There are also other archive formats, including SQLite, tape archive, and Hamster archive (consists of a sequence of lumps, where each lump consists of the null-terminated ASCII file name, the 32-bit PDP-endian data size, and then the data; that is the entire specification). However, ZIP has the advantage that EPUB files can be displayed in web browsers with the `jar:` URI scheme (which Firefox does, although you will have to save the file and then write the URL by yourself; it will not do that automatically).

SQLite does have many advantages (as well as a few problems).

The use of SQL queries is helpful, even to allow it to be exposed to the user too, in addition to the internal use by the program (if the program uses it, then it can be available that the end user also can use it, without needing to add another programming language too).

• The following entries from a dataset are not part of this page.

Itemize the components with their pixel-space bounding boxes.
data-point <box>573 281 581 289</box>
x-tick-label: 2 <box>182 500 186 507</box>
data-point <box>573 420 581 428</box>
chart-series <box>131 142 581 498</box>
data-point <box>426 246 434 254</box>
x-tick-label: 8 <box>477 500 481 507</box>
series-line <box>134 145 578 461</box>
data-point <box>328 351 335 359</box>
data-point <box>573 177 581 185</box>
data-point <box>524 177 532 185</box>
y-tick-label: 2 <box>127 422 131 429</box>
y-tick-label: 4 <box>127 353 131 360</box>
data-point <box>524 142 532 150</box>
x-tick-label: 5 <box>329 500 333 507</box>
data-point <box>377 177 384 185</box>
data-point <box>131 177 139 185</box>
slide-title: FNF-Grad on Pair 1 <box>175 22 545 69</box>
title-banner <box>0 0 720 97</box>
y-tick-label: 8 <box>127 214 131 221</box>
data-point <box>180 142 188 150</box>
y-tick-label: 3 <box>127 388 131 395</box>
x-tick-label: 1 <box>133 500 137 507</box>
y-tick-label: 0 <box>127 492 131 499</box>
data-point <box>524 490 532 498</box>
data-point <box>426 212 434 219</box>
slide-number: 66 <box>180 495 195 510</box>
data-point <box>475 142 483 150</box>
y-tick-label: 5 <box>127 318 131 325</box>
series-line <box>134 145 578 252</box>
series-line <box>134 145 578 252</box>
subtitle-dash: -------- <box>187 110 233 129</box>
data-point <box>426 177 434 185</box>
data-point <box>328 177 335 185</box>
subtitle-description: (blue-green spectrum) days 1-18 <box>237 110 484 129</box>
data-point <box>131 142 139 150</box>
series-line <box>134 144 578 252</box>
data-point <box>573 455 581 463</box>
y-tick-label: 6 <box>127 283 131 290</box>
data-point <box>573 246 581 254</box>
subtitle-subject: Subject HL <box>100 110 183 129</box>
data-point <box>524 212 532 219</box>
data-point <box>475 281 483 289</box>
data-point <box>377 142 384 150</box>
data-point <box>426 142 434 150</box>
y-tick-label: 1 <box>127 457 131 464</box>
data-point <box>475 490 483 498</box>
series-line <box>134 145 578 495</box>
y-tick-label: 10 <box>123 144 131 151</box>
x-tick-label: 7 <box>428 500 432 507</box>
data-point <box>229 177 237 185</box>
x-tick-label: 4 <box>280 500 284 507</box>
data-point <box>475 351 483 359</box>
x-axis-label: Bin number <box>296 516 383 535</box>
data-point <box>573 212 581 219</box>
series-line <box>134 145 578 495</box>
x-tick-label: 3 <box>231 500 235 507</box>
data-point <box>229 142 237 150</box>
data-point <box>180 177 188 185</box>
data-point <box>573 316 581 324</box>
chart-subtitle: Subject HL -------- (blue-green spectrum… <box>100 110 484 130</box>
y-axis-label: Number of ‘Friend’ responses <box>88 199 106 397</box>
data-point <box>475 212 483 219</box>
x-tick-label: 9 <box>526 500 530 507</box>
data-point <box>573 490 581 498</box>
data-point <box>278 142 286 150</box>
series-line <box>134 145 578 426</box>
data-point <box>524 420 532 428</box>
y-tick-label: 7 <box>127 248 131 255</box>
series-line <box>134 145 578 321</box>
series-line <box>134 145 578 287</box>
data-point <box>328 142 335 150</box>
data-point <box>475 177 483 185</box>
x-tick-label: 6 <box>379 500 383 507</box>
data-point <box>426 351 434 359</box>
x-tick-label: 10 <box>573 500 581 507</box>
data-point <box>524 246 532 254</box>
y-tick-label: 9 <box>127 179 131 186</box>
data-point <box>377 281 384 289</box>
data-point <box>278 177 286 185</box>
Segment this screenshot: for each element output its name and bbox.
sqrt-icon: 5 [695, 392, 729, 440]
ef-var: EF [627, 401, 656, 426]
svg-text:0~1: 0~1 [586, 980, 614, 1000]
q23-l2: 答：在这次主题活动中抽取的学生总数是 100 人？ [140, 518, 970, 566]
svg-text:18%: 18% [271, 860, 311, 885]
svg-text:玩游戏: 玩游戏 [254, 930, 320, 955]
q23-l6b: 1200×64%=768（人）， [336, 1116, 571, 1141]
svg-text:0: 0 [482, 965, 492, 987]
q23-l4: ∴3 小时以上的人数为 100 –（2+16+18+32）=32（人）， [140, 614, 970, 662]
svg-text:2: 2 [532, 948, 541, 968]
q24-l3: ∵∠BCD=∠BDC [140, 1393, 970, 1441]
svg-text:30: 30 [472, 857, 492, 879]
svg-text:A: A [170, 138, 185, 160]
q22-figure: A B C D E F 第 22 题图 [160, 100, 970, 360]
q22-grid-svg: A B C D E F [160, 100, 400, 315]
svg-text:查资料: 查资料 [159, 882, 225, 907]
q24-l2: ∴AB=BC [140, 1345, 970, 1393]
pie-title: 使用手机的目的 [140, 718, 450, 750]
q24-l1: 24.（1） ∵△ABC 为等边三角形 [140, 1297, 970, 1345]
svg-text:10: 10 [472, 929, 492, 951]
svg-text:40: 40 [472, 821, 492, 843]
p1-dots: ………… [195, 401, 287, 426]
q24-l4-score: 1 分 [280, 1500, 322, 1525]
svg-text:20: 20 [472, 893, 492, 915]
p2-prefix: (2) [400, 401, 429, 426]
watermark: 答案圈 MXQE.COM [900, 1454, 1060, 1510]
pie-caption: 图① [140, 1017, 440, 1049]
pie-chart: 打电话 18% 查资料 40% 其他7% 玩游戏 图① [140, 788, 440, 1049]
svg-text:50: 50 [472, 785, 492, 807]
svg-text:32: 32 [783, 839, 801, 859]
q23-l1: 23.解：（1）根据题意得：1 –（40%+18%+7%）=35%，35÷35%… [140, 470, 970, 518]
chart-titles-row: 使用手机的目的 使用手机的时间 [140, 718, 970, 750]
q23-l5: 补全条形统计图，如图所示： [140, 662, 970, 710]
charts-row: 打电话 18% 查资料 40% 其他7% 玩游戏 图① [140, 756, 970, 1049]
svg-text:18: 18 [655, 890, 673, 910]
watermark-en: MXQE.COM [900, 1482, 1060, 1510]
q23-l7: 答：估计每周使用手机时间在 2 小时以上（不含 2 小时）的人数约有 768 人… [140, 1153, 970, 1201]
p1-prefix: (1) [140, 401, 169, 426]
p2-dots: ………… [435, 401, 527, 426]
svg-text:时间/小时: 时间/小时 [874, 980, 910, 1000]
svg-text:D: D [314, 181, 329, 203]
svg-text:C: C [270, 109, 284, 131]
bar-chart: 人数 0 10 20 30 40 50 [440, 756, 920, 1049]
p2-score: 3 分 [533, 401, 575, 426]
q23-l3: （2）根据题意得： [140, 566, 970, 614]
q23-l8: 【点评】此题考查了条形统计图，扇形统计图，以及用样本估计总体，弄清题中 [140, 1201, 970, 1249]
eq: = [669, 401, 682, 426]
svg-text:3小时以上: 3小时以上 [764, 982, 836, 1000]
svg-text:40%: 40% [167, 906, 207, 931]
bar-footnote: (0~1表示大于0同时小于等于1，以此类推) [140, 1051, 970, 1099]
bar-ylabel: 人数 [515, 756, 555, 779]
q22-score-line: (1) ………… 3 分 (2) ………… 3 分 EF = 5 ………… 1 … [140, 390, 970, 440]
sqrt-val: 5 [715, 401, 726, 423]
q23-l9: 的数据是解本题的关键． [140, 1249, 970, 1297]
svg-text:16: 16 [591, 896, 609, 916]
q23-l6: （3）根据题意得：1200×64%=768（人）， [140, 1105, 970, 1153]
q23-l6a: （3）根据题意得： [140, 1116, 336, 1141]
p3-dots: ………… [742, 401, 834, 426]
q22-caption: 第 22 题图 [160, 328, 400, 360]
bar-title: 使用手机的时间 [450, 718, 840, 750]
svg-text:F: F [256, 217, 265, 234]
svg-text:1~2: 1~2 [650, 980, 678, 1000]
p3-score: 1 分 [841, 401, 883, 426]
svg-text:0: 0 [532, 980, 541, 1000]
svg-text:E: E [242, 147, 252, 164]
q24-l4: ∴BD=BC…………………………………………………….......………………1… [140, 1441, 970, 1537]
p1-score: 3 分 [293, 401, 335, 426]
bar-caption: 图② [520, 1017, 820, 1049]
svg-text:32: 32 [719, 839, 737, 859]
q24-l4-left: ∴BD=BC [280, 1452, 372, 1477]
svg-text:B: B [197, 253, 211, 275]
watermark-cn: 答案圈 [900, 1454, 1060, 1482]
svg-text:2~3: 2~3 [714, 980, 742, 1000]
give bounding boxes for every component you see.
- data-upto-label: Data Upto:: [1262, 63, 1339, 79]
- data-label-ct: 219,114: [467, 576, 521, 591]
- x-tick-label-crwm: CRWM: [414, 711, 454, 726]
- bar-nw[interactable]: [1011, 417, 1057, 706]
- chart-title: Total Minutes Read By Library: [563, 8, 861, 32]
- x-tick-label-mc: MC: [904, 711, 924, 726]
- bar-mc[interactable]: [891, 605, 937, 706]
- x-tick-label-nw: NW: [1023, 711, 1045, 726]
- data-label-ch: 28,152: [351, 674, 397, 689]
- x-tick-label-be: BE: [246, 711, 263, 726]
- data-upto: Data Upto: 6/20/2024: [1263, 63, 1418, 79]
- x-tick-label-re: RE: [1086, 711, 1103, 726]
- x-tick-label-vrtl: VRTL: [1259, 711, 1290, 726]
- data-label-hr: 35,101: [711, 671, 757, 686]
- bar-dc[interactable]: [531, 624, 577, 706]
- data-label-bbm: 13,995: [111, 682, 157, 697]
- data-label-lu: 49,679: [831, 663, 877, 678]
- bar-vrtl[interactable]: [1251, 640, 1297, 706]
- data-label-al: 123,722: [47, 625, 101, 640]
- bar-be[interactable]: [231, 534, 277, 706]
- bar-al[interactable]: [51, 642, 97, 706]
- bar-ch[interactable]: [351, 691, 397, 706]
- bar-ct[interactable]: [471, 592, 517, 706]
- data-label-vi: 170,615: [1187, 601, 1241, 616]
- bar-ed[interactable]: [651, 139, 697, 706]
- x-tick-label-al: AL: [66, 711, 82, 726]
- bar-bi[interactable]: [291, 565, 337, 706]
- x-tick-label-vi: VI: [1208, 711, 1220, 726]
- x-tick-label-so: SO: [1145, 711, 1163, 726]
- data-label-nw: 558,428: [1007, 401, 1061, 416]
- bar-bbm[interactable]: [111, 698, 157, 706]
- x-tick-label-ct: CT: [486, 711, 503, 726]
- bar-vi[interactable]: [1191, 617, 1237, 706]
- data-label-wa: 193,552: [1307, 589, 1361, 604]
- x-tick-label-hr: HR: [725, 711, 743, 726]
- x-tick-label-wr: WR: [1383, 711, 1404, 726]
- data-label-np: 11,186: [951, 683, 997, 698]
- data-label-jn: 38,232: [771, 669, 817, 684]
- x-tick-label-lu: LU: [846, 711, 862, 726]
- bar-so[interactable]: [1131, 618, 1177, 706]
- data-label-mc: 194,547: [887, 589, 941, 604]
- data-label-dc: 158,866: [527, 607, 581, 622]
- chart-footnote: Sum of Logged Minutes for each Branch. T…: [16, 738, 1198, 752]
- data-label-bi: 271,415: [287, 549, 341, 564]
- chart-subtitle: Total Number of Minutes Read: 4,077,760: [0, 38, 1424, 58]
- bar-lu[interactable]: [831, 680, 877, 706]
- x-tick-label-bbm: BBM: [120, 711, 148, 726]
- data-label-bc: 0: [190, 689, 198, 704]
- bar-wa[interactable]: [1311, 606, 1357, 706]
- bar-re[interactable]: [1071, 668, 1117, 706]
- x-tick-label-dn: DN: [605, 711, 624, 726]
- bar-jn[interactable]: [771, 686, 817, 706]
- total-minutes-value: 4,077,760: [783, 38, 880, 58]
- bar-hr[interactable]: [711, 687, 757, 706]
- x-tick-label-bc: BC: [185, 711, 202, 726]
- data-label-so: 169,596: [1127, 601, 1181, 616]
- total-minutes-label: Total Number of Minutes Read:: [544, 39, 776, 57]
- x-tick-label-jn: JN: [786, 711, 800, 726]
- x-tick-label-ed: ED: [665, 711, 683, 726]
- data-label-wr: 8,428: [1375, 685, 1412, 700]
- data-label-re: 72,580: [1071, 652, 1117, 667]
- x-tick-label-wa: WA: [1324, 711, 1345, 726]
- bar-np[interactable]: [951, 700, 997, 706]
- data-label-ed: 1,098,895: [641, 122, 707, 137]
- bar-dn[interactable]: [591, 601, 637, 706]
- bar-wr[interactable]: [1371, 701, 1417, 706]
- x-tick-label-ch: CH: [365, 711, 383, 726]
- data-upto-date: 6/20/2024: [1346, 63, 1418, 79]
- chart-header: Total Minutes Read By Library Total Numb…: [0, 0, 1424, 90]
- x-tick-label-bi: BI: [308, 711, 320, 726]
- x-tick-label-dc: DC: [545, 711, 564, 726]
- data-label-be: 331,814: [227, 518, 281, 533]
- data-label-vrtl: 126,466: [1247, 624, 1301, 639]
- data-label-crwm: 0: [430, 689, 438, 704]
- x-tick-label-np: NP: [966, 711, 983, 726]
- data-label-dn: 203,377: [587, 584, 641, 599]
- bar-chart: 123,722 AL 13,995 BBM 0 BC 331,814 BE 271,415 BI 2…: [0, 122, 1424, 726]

This can be useful even if the application file format isn't SQLite, or if it is but it also uses some data which isn't, by the use of virtual tables.

The 32-bit application ID number is too short than a UUID. (Also, I am not sure how to propose adding new things to the list of application ID numbers into the `magic.txt`; I and some others wrote on this forum and mail list before and had not gotten a response about such things.)

Using separate journal files, etc doesn't seem the best way to me (since if the application file is copied, it might be copied improperly if there is a hot journal, or if the database is currently in use). I do have some ideas about how to put it in a single file by storing changed stuff on free pages, and using a new write version number but keeping read version number 1 except while a transaction is being committed; recovery will only be needed if it crashes during a commit, otherwise it is already rolled back (the new data may be present in the database, but it is on free pages, so they will be overwritten by any new data that will be written), so a `ROLLBACK` command simply unlocks the database and discards the in memory cache data, making it very fast. The disadvantage of this is that the database file might be up to twice as big (depending on how much data is changed in a single transaction) unless it is vacuumed.

The use of Unicode text is problematic I think, since it is inappropriate for many applications (no single character set is good for all applications, even though they keep insisting Unicode; a few people prefer TRON, which has advantages and disadvantages compared with Unicode). Although you can store blobs, custom collation does not work with blobs, and the built-in SQLite text functions assume that you are working with Unicode, even if you aren't. So, this requires making a mess in order to get it to work properly with anything other than UTF-8, UTF-16, or ASCII text (which is a subset of UTF-8) that lacks null characters; sometimes a blob will work, and other times, "false encoding" (i.e. treat the input as ISO-8859-1 (even though it isn't) and convert it to UTF-8 except that nulls become Unicode code point 256 instead of 0) is what I have considered (although it is messy, it is simpler than trying to convert to Unicode, which is often impossible anyways (despite what they say)). So, if you want to use TRON character encoding, PC character encoding, UTF-32, APL, etc, it doesn't do. (I know, because I have experience in programming these things.)

Also, some programming languages don't have SQLite, such as PostScript (which doesn't have good FFI anyways, unfortunately; you would have to communicate with an external program (possibly by using `printobject` or `writeobject`, which is a structured format which is fortunately is simple to implement in other programming languages (perhaps 10-20 lines of C `#define`s) even without having to parse the entire structure (it can be used in memory as is), but hardly any program expects such a format)), and probably many others that I have forgotten or am unaware of (I am glad that it is implemented in C, since I like the C programming language; its worst feature is probably the confusing syntax for types, I think). (Although, this is not really a problem with SQLite itself.)